On the one hand, we present the work of Mar Arza (Castelló de la Plana, 1976), in whose artworks and installations the presence of text is conceived as a plastic, graphic and aesthetic element, which is capable of spreading expressiveness at the same time that it generates a reflection on the content and form of language. We can affirm that Arza’s work, currently on display in the exhibition “A pesar / A saber / A tientas”, curated by Nuria Enguita at IVAM, has evolved from paper to other media such as sculpture or installation, but always with a common nexus, the presence of the typographic sign. For this reason, and with the intention of giving prominence to these pieces, we have selected a group of works produced for her last exhibition at the gallery, among which we distinguish the series Lindes (2020-21), where the author plays with punctuation and different fragments of text to build a narrative continuity; and the series Estados transparentes (2020), in which the watermark conditions the support on which the text is built, and with which, delving into the matter of the sheet, the watermark is extirpated to destabilize the established on the written page.

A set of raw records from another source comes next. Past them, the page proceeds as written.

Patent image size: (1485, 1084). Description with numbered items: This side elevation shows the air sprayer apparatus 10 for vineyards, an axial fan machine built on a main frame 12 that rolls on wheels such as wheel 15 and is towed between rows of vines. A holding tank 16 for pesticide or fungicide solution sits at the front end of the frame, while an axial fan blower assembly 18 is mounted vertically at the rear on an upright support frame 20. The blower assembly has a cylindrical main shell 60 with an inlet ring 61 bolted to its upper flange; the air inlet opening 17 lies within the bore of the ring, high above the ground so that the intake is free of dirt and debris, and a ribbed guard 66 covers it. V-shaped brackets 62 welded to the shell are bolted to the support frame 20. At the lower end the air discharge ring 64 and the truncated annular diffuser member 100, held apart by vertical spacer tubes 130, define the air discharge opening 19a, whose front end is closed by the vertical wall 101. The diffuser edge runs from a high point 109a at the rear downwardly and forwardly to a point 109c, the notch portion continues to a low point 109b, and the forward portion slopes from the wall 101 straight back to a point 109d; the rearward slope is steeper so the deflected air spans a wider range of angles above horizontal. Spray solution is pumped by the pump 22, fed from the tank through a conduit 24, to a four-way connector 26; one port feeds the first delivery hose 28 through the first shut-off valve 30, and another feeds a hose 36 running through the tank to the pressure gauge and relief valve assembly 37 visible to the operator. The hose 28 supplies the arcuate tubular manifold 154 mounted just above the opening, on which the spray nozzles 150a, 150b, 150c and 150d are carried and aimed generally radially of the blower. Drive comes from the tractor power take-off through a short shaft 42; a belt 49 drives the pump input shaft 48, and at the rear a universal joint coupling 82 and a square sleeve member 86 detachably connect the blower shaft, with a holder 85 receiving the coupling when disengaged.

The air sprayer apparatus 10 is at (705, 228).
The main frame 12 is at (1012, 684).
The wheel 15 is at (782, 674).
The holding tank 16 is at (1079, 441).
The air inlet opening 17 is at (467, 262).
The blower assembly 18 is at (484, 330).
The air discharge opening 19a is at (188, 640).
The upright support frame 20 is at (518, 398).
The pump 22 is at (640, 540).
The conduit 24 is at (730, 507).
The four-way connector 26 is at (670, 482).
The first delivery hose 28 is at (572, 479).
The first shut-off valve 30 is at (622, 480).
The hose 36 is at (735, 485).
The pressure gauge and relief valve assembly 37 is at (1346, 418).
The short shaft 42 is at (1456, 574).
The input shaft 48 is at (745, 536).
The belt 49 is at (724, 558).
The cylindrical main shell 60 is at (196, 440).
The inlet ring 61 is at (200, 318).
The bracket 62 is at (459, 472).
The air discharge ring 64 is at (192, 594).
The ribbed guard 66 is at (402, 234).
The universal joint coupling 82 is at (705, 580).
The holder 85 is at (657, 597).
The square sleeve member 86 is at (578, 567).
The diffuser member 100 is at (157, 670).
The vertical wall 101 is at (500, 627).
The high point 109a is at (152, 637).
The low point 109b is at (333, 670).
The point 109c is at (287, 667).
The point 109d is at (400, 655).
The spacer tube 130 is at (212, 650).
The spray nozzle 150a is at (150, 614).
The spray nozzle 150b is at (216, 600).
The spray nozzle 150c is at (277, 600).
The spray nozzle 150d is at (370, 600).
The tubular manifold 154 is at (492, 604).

On the other hand, and in dialogue with the delicate graphic traces of Mar Arza, we show works in cement and brick on paper from États limites, the latest series by French artist Jean Denant (Sète, 1979). Works produced for the current exhibition at the gallery, with which the artist reflects upon humanity through the use of materials typical of architecture, dissipating the boundaries between disciplines, encouraging us to gravitate towards a poetic sensibility. États limites alludes to the organization of those territories that, being imagined or real, nourish each other, highlighting the porous fragility of borders, whether psychological, geographical or political. Borders that are essentially turning points where flows change direction, social constructions that do not consist of preventing things from moving, but act as symbols of the movement itself. Works in which the fragility of the content clashes in contrast with the roughness of the materials that contain it.